Saturday, January 19, 2008

This Army (by Jason, obvi)

This army, the color concrete, used to be red.
Ghost towns, new and empty.
Rows like armies.
20 apartment blocks 10 floors each
Next to another 20
As far as you can see.

Clean, barren, concrete
Waiting, hoping, begging
For money, for tenants, for industry.

"Who will buy? Who will invest?
Who will make this Adam breathe?"

Build it and they'll come, hell,
1.2 billion of them.
They'll come.

On bicycle carts with canvas bags that hold everything.
Everything.
They'll come.
And things in canvas bags
Could fill wood, mud, straw, brick houses and huts,
But what can fill concrete? And who can afford it?

So much
Too much.
How could we ever have that much.
Money from job from education from money.
Maybe in the next life.

We'll live in dirty neighborhoods
Like the ones we left, but more crowded this time.
Like the ones we left, but with less dignity,
Like the ones we left, but with lucky ones looking down their noses at us.
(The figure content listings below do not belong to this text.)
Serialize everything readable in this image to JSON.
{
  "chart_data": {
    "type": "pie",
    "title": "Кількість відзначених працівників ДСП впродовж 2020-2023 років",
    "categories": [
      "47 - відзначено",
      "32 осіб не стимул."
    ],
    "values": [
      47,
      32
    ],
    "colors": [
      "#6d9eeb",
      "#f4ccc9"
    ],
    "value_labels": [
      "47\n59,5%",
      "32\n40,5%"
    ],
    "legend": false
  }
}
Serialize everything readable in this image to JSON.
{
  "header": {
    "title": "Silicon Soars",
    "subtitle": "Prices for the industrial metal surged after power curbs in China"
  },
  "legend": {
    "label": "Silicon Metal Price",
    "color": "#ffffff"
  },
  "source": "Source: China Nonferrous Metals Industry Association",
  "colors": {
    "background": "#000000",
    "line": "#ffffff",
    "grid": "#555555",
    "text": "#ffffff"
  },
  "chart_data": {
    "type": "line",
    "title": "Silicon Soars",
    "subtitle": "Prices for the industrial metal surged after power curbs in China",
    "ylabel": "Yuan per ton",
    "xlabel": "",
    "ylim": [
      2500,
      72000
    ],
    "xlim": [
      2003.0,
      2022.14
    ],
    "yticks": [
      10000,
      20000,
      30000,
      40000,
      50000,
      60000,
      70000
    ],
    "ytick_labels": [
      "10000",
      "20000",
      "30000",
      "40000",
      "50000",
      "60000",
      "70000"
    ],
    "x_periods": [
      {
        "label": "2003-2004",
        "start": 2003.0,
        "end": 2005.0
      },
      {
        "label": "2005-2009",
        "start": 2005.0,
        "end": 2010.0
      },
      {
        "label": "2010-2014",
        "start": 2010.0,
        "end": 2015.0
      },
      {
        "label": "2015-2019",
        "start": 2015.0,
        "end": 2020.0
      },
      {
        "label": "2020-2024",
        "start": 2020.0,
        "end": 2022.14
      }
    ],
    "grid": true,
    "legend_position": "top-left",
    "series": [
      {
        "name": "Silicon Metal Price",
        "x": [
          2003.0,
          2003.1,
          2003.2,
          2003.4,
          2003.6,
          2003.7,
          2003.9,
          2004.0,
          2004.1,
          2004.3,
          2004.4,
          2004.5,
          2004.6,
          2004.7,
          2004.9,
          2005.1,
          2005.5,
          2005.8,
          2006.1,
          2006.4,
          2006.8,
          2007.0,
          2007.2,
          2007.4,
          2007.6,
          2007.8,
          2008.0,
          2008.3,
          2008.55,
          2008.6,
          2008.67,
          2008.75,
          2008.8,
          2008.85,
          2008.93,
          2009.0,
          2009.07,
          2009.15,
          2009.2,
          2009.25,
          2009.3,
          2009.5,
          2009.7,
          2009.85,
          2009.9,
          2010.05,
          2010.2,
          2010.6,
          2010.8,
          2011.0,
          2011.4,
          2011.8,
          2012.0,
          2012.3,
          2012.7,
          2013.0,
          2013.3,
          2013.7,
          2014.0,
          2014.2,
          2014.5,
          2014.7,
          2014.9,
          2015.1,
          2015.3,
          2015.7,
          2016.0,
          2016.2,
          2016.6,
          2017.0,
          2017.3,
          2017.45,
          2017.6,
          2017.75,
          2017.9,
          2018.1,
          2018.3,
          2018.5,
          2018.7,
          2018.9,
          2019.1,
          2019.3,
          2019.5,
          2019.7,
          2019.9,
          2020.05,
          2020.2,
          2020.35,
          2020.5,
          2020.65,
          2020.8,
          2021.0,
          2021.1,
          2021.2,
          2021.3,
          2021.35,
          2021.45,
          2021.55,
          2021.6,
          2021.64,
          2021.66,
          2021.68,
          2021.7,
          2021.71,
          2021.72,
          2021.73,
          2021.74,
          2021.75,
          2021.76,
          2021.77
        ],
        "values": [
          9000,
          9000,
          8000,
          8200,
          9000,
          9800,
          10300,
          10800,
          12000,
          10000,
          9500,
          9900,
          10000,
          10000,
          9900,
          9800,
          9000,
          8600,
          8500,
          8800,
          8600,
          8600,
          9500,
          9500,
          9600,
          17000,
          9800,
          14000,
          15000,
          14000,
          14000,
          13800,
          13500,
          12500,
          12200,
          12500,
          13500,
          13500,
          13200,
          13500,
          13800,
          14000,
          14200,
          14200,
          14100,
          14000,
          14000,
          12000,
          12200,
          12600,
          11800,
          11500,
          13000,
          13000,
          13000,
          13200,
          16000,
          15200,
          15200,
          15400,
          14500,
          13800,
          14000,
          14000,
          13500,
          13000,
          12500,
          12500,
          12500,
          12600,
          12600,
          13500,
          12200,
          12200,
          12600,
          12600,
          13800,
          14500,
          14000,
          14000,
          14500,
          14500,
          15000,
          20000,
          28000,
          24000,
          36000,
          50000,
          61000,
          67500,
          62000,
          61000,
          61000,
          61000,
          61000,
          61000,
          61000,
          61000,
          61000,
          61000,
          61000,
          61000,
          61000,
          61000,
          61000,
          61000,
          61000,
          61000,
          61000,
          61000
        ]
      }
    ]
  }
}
"Peasants!" they'll say. "This is our city,
Do you have the right papers to live here?
Come work construction, that's ok.
And you may sell your fruit on the street,
It's cheaper than in the chain stores.
But please keep your filthy fathers
and brown-skinned mothers
and ignorant children off of the streets,
they get in our way and they make us feel bad.
And what will the foreigners think?"

We'll live in dirty neighborhoods,
Like the ones we left,
Like the ones they're tearing down to build
This army,
The color concrete.
Remember when it was red?

1 comment:

Anonymous said...

Jason, in lieu of a knowledgeable response to your piece as a whole (since I doubt that I possess the knowledge about China, communism, and the like that might take), I'd like to point out some things I found striking:
-- repetition of the long-e sound
-- the confidence of those in power
-- resignation to oppression such that questions don't even get question marks
-- (I could be wrong here, but...) the similarity between the naked utilitarianism of Communism and the utilitarianism hidden underneath the mistreatment of those less able to contribute to The Market.